Mientras otras culturas esconden el miedo a morir, los mexicanos lo invitan a comer, le cantan y convierten el dolor en color.
Esto es lo que el Día de Muertos enseña al mundo y el porqué de nuestra relación con la muerte... 🧵 pic.twitter.com/DGDeaXNldE
— FinanzasEstoicas (@FinanzaEstoicas) October 31, 2025
Em diversas comunidades indígenas, como San Miguel Canoa, nos arredores de Puebla, o ritual não mudou significativamente ao longo dos séculos e continua sendo praticado em língua originária e segundo calendários próprios.
A celebração assume diferentes formas conforme a região, mas o princípio comum — o reencontro entre vivos e mortos — permanece intacto.
Para quem pretende vivenciar o Dia dos Mortos no México, é recomendável conhecer com antecedência as festas locais e suas peculiaridades regionais. Em muitas localidades, a noite de 1 de novembro é dedicada às crianças falecidas (“Angelitos”), enquanto o dia 2 àqueles que partiram adultos.
Respeito aos costumes, como não confundir o ritual com o Halloween, e atenção a áreas de alto fluxo turístico ajudam a garantir uma experiência rica e significativa.

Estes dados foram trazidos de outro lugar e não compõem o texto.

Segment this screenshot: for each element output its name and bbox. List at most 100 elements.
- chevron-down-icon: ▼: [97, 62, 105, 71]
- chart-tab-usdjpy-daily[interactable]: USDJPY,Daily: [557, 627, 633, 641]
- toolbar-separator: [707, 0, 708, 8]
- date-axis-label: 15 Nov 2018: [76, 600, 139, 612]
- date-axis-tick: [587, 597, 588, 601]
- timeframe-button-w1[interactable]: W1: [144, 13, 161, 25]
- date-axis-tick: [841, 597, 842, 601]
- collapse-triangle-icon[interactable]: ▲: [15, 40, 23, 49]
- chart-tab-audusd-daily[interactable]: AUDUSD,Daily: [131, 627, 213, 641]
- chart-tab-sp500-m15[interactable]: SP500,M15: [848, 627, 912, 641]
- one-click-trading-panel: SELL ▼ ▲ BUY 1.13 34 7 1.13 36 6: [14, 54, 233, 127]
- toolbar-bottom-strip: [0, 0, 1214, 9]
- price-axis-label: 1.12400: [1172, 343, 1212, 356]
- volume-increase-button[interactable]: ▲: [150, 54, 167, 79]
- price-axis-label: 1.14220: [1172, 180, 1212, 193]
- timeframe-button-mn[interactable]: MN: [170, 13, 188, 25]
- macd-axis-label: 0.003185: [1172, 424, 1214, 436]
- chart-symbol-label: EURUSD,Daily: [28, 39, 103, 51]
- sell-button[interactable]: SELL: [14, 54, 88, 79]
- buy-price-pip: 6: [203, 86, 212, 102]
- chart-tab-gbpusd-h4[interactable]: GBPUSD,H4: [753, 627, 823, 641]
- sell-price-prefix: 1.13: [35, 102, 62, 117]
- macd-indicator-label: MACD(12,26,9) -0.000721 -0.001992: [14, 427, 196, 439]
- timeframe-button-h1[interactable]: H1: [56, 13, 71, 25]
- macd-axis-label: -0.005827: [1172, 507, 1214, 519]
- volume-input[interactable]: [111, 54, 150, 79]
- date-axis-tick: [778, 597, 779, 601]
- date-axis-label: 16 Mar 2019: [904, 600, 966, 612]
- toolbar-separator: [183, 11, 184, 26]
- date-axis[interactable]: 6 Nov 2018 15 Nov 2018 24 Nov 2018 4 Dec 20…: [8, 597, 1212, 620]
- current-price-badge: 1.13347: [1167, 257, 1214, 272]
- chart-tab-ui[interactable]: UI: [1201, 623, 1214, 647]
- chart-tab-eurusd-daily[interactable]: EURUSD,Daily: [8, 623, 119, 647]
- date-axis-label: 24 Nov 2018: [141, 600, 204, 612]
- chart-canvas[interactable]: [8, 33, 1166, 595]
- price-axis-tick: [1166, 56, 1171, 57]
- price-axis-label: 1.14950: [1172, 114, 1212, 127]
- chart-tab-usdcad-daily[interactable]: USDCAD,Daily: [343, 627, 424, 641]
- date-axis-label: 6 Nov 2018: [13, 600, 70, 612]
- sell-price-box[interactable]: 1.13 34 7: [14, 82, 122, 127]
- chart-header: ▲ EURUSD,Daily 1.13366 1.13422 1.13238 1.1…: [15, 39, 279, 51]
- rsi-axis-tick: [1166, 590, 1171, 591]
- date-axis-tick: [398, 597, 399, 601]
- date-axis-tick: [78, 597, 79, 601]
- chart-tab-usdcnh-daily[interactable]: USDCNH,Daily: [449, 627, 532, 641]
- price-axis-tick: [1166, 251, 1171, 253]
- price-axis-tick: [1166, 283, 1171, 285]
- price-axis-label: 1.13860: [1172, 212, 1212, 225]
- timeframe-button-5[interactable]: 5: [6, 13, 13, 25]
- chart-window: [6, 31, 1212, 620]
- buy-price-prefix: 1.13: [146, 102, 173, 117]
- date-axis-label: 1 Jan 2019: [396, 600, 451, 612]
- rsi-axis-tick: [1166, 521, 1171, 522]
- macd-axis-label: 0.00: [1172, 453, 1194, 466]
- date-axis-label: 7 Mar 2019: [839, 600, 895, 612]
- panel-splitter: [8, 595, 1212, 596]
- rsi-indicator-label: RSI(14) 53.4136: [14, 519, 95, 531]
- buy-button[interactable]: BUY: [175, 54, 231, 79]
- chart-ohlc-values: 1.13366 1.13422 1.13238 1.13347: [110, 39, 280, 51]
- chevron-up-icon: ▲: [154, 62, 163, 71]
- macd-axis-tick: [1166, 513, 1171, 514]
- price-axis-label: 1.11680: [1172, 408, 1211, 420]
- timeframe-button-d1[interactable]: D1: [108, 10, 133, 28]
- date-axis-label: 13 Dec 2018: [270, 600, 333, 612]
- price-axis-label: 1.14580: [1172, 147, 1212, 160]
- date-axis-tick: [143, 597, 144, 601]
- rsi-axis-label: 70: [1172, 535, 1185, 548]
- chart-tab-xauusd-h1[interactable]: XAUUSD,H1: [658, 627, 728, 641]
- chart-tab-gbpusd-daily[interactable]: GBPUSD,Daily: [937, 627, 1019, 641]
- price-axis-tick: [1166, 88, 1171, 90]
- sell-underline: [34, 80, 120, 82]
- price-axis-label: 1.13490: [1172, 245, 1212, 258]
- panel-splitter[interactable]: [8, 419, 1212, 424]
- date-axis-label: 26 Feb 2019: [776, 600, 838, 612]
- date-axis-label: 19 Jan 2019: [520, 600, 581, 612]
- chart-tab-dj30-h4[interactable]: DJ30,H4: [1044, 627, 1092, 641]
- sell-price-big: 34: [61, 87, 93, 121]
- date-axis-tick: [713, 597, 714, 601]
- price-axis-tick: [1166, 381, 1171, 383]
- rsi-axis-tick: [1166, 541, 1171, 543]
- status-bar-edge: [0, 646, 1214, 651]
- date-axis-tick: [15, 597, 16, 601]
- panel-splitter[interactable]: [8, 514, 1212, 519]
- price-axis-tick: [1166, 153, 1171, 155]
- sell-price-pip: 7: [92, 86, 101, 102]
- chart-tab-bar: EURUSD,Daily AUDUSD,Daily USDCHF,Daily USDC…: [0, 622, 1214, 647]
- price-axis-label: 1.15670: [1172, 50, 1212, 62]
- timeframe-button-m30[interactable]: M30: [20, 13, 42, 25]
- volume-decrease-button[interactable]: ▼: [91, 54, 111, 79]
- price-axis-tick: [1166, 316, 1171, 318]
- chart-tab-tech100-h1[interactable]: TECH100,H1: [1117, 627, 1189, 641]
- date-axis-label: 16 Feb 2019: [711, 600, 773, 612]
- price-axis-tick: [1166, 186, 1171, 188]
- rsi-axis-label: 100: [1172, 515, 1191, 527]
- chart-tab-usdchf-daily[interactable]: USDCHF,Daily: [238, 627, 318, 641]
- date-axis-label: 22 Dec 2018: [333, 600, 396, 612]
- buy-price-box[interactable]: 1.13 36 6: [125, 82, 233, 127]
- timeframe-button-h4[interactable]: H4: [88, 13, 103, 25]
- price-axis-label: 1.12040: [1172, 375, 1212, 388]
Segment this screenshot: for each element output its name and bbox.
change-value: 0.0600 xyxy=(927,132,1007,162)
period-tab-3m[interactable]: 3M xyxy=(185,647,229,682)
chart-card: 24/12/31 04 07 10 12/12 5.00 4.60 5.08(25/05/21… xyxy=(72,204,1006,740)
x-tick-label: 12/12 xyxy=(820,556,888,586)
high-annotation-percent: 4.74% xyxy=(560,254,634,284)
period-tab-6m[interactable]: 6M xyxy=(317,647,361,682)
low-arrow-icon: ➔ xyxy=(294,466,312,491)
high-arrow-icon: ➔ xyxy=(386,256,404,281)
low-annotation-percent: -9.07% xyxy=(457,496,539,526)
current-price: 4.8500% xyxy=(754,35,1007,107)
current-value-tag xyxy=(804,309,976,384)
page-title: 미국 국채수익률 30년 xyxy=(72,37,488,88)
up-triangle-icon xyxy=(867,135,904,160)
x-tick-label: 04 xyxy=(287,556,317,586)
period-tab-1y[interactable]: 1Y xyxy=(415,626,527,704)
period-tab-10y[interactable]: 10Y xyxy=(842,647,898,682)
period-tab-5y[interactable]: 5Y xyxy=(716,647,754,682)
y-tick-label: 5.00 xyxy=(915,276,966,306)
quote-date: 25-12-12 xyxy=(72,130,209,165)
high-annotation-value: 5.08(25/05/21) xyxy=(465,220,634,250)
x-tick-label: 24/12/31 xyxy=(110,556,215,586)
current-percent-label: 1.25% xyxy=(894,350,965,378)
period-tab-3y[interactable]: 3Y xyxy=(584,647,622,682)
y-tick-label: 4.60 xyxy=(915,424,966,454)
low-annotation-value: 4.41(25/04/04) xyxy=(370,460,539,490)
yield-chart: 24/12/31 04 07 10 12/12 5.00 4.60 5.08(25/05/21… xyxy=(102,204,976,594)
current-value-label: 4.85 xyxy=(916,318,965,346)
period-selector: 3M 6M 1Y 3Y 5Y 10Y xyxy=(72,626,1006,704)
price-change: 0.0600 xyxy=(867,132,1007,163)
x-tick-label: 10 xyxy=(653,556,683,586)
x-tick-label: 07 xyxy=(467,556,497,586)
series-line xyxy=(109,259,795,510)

Pão dos Mortos exposto no Altar de Muertos da Fundación Casa de Mexico (Getty Images). (Getty Images for National Geographic Magazine)
A tradição mexicana do Dia dos Mortos ultrapassou fronteiras e conquistou o mundo por meio do cinema. Produções como “Viva – A Vida é uma Festa” (Coco, 2017), da Pixar, apresentaram de forma sensível e visualmente vibrante o simbolismo do Día de los Muertos, com suas oferendas, altares e a crença no reencontro entre vivos e mortos.
O sucesso internacional do filme ajudou a popularizar e a desmistificar a celebração, transformando-a em um ícone cultural reconhecido.